Ultimately, the main infection route for rural America is coming from cities, even smaller ones with fewer cases, as happened with Mangum and Tulsa. To avoid a repeat of that, both urban and rural residents need to keep sacrificing, says Bruce Dart, executive director of the Tulsa Health Department. His own father, a 91-year old Air Force veteran, is struggling with the financial and psychological toll of closing down the restaurant bar he has spent decades building up. “It’d be breaking my heart to see my business, my livelihood, go down the tubes,” Dart says, but “once we open up there will be a surge in cases, and as bad as the economic effects are, we can recover from that. We can’t recover from deaths.”
How long does rural America need to keep enforcing these measures to stay safe? Government analysts, epidemiologists and local health officials all give different answers, but agree that the demographics and hollowed-out health systems of small counties mean there is a risk until there is a vaccine. Nebraska, where officials had warned against large groups or older workers participating in the spring cattle brandings, should wait until at least early July to begin relaxing social distancing guidelines or risk a second wave of infections, according to the Institute for Health Metrics and Evaluation at the University of Washington. The estimate for Kentucky, Idaho and Oklahoma hovers around mid- to late-June. But even that relaxation of social distancing would come with conditions that would be impossible to implement in these areas: “containment strategies that include testing, contact tracing, isolation, and limiting gathering size,” according to the researchers.

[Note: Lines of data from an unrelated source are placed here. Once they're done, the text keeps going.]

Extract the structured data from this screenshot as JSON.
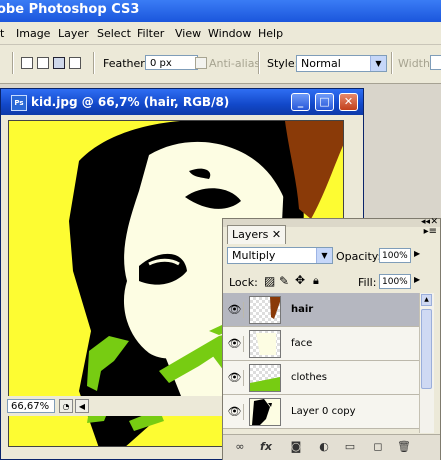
{
  "app": {
    "title": "obe Photoshop CS3"
  },
  "menu": [
    "t",
    "Image",
    "Layer",
    "Select",
    "Filter",
    "View",
    "Window",
    "Help"
  ],
  "options": {
    "feather_label": "Feather:",
    "feather_value": "0 px",
    "antialias_label": "Anti-alias",
    "style_label": "Style:",
    "style_value": "Normal",
    "width_label": "Width:"
  },
  "document": {
    "title": "kid.jpg @ 66,7% (hair, RGB/8)",
    "zoom": "66,67%",
    "ps_badge": "Ps",
    "minimize_icon": "_",
    "restore_icon": "□",
    "close_icon": "✕"
  },
  "layers_panel": {
    "tab_label": "Layers",
    "blend_mode": "Multiply",
    "opacity_label": "Opacity:",
    "opacity_value": "100%",
    "lock_label": "Lock:",
    "fill_label": "Fill:",
    "fill_value": "100%",
    "layers": [
      {
        "name": "hair",
        "selected": true
      },
      {
        "name": "face",
        "selected": false
      },
      {
        "name": "clothes",
        "selected": false
      },
      {
        "name": "Layer 0 copy",
        "selected": false
      }
    ],
    "bottom_icons": [
      "link-icon",
      "fx-icon",
      "mask-icon",
      "adjustment-icon",
      "folder-icon",
      "new-layer-icon",
      "trash-icon"
    ]
  },
  "colors": {
    "canvas_yellow": "#fdfc32",
    "canvas_cream": "#fdfde3",
    "hair_brown": "#8a3a08",
    "clothes_green": "#77cc12"
  }
}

In the meantime, public health officials in some of the rural counties which have not seen major outbreaks are worried they’ll be drowned before the second wave hits. In Bonner County, Idaho, Sheriff Daryl Wheeler released a letter on April 2 pressing Gov. Little to call an emergency session of the state legislature to assess whether public health officials had deceived Americans about the severity of the pandemic. “I do not believe suspending the Constitution was wise because COVID-19 is nothing like the plague,” he wrote. In response, more than 320 county medical professionals signed a letter published in the local newspaper asking people to “stay the course” and trust their health officials despite the apparent low rate of cases. “Idaho has gone from less than 10 confirmed COVID-19 cases to over 1,000 cases in the last 20 days,” they wrote. “Our regional ICU capacity is already stretched, and the pandemic has yet to fully penetrate our area. This is a health emergency! We are rising to this challenge.”